Auf vielfältige Weise versuchen wissenschaftlich geführte Zoos, bedrohte Tierarten zu erhalten.

205 Zuchtprogramme von Tieren aus aller Welt unterstützt der Zoo durch eigene Nachzuchtbemühungen oder Wissenstransfer. Mit Hilfe von Zuchtbüchern können genetisch variable und überlebensfähige Bestände nachgezüchtet werden.

Von Köln aus wurden unter anderem das hochbedrohte Philippinenkrokodil, Balistare, Moorenten, Vietnamesische Krokodilmolche, Przewalskipferde, Wechselkröten und Löwenäffchen in ihren ursprünglichen Lebensräumen ausgewildert.

Forschung in Zoos und im Freiland ist Teil der Artenschutzbemühungen.
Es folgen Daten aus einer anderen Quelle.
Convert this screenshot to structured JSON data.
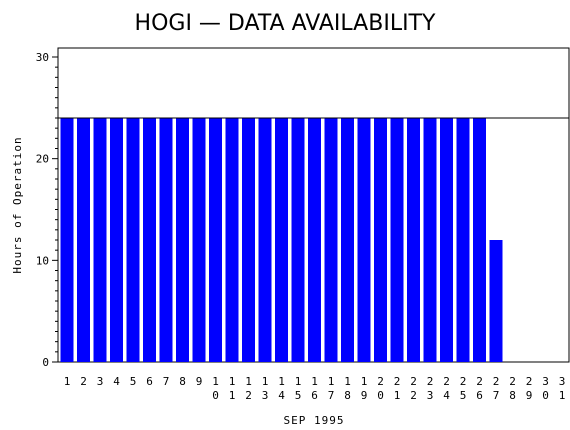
{
  "chart_data": {
    "type": "bar",
    "title": "HOGI — DATA AVAILABILITY",
    "xlabel": "SEP 1995",
    "ylabel": "Hours of Operation",
    "ylim": [
      0,
      30
    ],
    "yticks": [
      0,
      10,
      20,
      30
    ],
    "reference_line": 24,
    "bar_color": "#0000ff",
    "categories": [
      "1",
      "2",
      "3",
      "4",
      "5",
      "6",
      "7",
      "8",
      "9",
      "10",
      "11",
      "12",
      "13",
      "14",
      "15",
      "16",
      "17",
      "18",
      "19",
      "20",
      "21",
      "22",
      "23",
      "24",
      "25",
      "26",
      "27",
      "28",
      "29",
      "30",
      "31"
    ],
    "values": [
      24,
      24,
      24,
      24,
      24,
      24,
      24,
      24,
      24,
      24,
      24,
      24,
      24,
      24,
      24,
      24,
      24,
      24,
      24,
      24,
      24,
      24,
      24,
      24,
      24,
      24,
      12,
      0,
      0,
      0,
      0
    ]
  }
}
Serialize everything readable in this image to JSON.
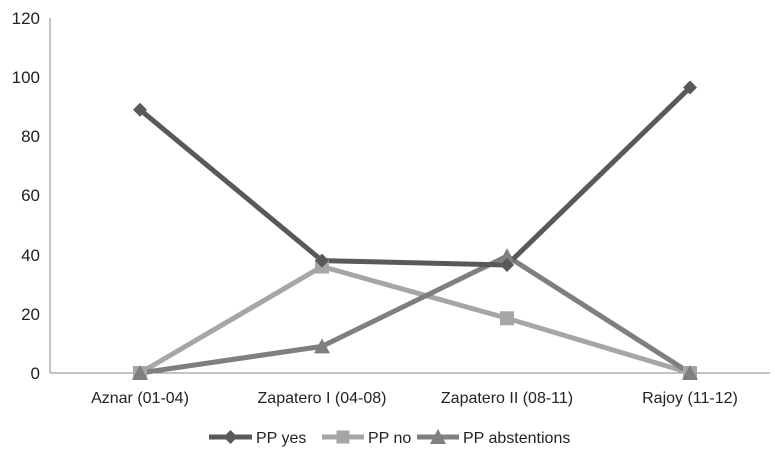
{
  "chart_data": {
    "type": "line",
    "categories": [
      "Aznar (01-04)",
      "Zapatero I (04-08)",
      "Zapatero II (08-11)",
      "Rajoy (11-12)"
    ],
    "series": [
      {
        "name": "PP yes",
        "values": [
          89,
          38,
          36.5,
          96.5
        ],
        "marker": "diamond",
        "color": "#595959"
      },
      {
        "name": "PP no",
        "values": [
          0,
          36,
          18.5,
          0
        ],
        "marker": "square",
        "color": "#a6a6a6"
      },
      {
        "name": "PP abstentions",
        "values": [
          0,
          9,
          39.5,
          0
        ],
        "marker": "triangle",
        "color": "#7f7f7f"
      }
    ],
    "y_ticks": [
      "0",
      "20",
      "40",
      "60",
      "80",
      "100",
      "120"
    ],
    "ylim": [
      0,
      120
    ],
    "grid": false,
    "legend_position": "bottom"
  }
}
Das in Zoos erworbene Wissen ist bedeutend für das Gelingen von Nachzuchten und Auswilderungen. Auch Studierende der Uni Köln werden in die Artenschutzarbeit unmittelbar einbezogen.
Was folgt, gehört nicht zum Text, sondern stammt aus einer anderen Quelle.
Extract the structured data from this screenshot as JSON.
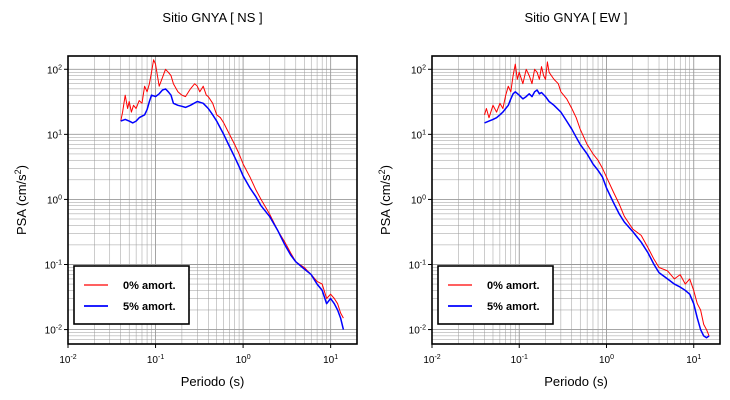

111 neue Arten hat Thomas Ziegler, Kurator für Fische und Reptilien, zumeist in Vietnam entdeckt. Auch ihre Lebensräume versucht der Zoo durch Projekte vor Ort so gut wie möglich zu schützen.

Besucher sensibilisieren: Mit dem Artenschutzeuro am Eingang werden Tierfreunde auf das zentrale Anliegen aufmerksam gemacht. Durch einen ansprechende Präsentation der Tiere in naturnahen Lebensräumen will der Zoo seine Gäste für deren Schutz begeistern. (bos)

Manche Säugetierarten haben einen großen Platzbedarf und können nicht ausschließlich in Zoos erhalten werden...

Alle Arten, die riesige Flächen benötigen, müssen wir vor allem in ihrem Lebensraum schützen. Wir haben in Zoo und Aquarium relativ viele kleinere bedrohte Arten, die wir mit relativ wenig Aufwand züchten können. Auch wenn sich unterschiedliche Arten einen Lebensraum teilen – wie etwa im Hippodom oder dem Arnulf-und-Elizabeth-Reichert-Haus – erleichtert uns das die Arbeit.

Schützt man lieber zehn kleine Arten oder eine große?

Das ist immer eine schwierige Entscheidung. Wir sind ja quasi der Mann von der Arche, der sagt „Du kommst drauf und Du nicht“. Ein Kriterium ist: Wenn eine Art viele Unterarten hat, ist sie als schwächer schützenswert einzustufen als eine, bei der es nur eine einzige Unterart gibt. Bei 20 Hektar Zoofläche kann ich eher 50 kleine Arten dazunehmen als drei große Säugetierarten. Und dann kommt es auch auf die Expertise an; wir haben etwa eine Superexpertise im Fisch- und Reptilienbereich.

In Sachen Artenschutz-Expertise haben Sie ja gerade Verstärkung bekommen...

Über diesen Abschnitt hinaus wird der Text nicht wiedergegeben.